Two further techniques helped complete the investigation, Xiao continued. 

"Finally, because light microscopy of a paper-thin slice of the rock gave us only a two-dimensional view of the fossils, we used synchrotron radiation X-ray tomographic microscopy and confocal laser scanning microscopy to obtain three-dimensional morphologies of the fossils," he said. "These last two techniques are somewhat similar to medical X-ray techniques that allow the doctors to visualize fractured bones and teeth, for example, except that they have much better resolution than medical X-ray machines."

In a news release on the find issued by Virginia Tech, Xiao noted that he was leaving things open for other possibilities about the identity of the fossils. 

"The other possibility would be certain types of bacteria, for example, actinobacteria," he said. "But the weight of evidence favors a fungal interpretation."

Xiao also emphasized in the news release the importance of the interdisciplinary research. 

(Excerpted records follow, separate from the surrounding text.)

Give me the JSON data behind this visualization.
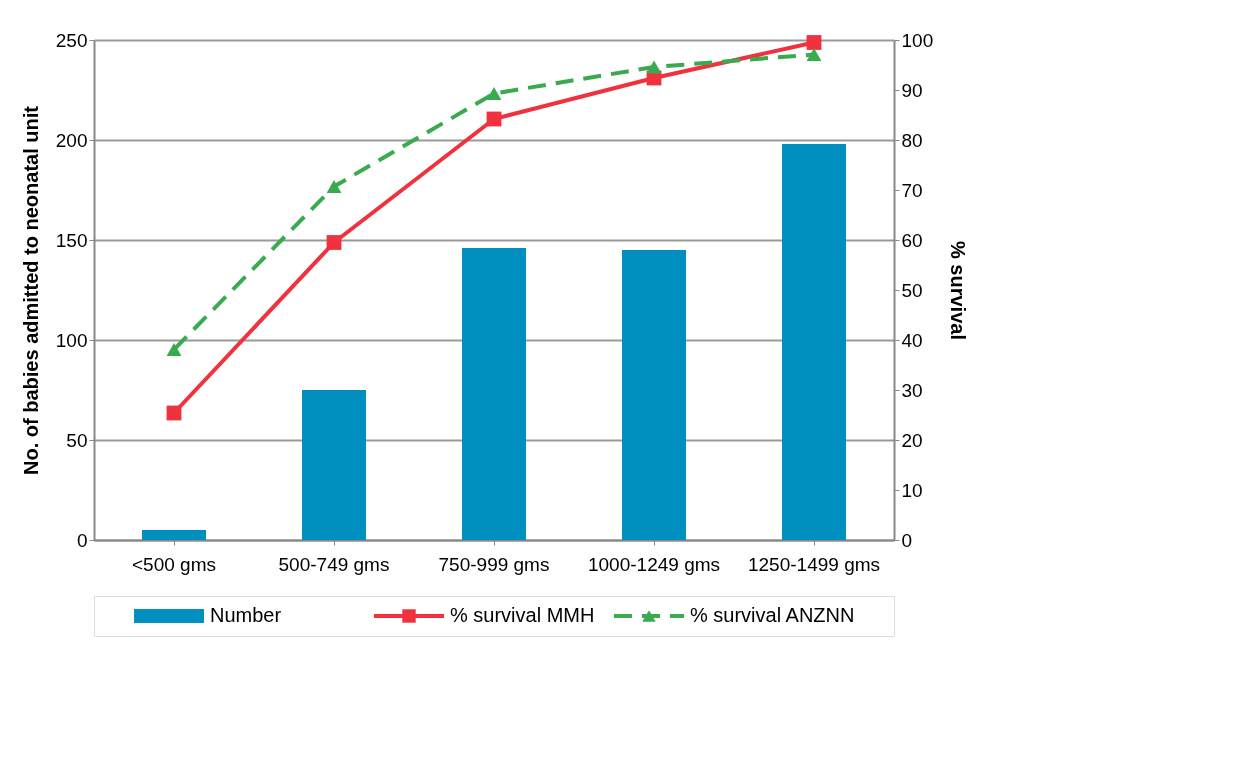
{
  "chart_data": {
    "type": "bar",
    "ylabel": "No. of babies admitted to neonatal unit",
    "y2label": "% survival",
    "categories": [
      "<500 gms",
      "500-749 gms",
      "750-999 gms",
      "1000-1249 gms",
      "1250-1499 gms"
    ],
    "series": [
      {
        "name": "Number",
        "color": "#008fbf",
        "values": [
          5,
          75,
          146,
          145,
          198
        ]
      },
      {
        "name": "% survival MMH",
        "type": "line",
        "axis": "y2",
        "color": "#f0323f",
        "marker": "square",
        "line_style": "solid",
        "values": [
          25.4,
          59.5,
          84.2,
          92.4,
          99.5
        ]
      },
      {
        "name": "% survival ANZNN",
        "type": "line",
        "axis": "y2",
        "color": "#3aaa4f",
        "marker": "triangle",
        "line_style": "dashed",
        "values": [
          38.1,
          70.7,
          89.3,
          94.6,
          97.1
        ]
      }
    ],
    "ylim": [
      0,
      250
    ],
    "yticks": [
      0,
      50,
      100,
      150,
      200,
      250
    ],
    "y2lim": [
      0,
      100
    ],
    "y2ticks": [
      0,
      10,
      20,
      30,
      40,
      50,
      60,
      70,
      80,
      90,
      100
    ],
    "grid": "y",
    "legend": "bottom"
  }
}
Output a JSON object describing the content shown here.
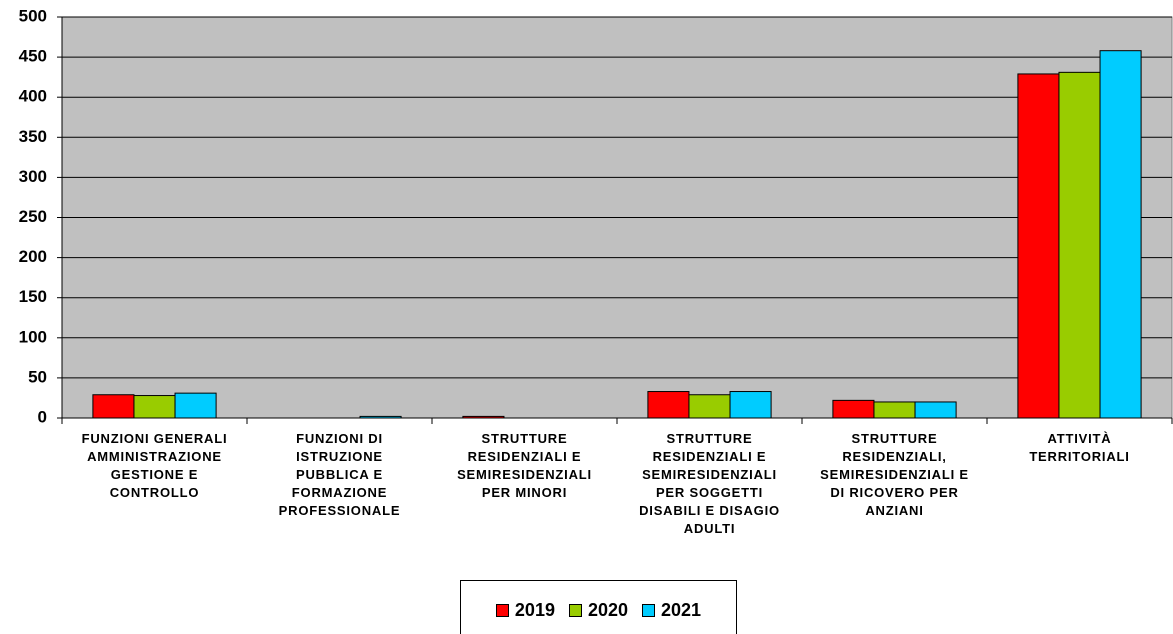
{
  "chart_data": {
    "type": "bar",
    "categories": [
      "FUNZIONI GENERALI AMMINISTRAZIONE GESTIONE  E CONTROLLO",
      "FUNZIONI DI ISTRUZIONE PUBBLICA E FORMAZIONE PROFESSIONALE",
      "STRUTTURE RESIDENZIALI E SEMIRESIDENZIALI PER MINORI",
      "STRUTTURE RESIDENZIALI E SEMIRESIDENZIALI PER SOGGETTI DISABILI E DISAGIO ADULTI",
      "STRUTTURE RESIDENZIALI, SEMIRESIDENZIALI E DI RICOVERO PER ANZIANI",
      "ATTIVITÀ TERRITORIALI"
    ],
    "series": [
      {
        "name": "2019",
        "color": "#ff0000",
        "values": [
          29,
          0,
          2,
          33,
          22,
          429
        ]
      },
      {
        "name": "2020",
        "color": "#99cc00",
        "values": [
          28,
          0,
          0,
          29,
          20,
          431
        ]
      },
      {
        "name": "2021",
        "color": "#00ccff",
        "values": [
          31,
          2,
          0,
          33,
          20,
          458
        ]
      }
    ],
    "ylim": [
      0,
      500
    ],
    "yticks": [
      0,
      50,
      100,
      150,
      200,
      250,
      300,
      350,
      400,
      450,
      500
    ],
    "grid": true,
    "legend": "bottom"
  }
}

"It's very important to encourage the next generation of scientists to be trained in an interdisciplinary light because new discoveries always happen at the interface of different fields," he said.

Why these microfossils are important

The research paper concludes by noting the importance of the find for the terrestrial ecosystem development after the Great Ice Age (the so-called Snowball Earth) ended 635 million years ago.  

"Together with other terrestrial microbes that likely included cyanobacteria and green algae, these fungus-like microorganisms fostered a relatively simple terrestrial ecosystem in the aftermath of the terminal Cryogenian Snowball Earth glaciation," the paper said. 

"If proven to be ecologically widespread, these terrestrial microbes could accelerate chemical weathering and the delivery of phosphorus into the ocean, thus stimulating marine bio-productivity. They could also facilitate the production of detrital clay minerals, which play a key role in organic carbon sequestration."

The paper added, "Together, elevated marine bio-productivity coupled with greater efficiency of organic carbon sequestration means enhanced organic carbon burial and resultant atmospheric-oceanic oxygenation....  Thus, the Doushanto fungus-like microorganisms, as cryptic as they were, may have played a role in catalyzing atmospheric oxygenation and biospheric evolution in the aftermath of the terminal Cryogenian global glaciation."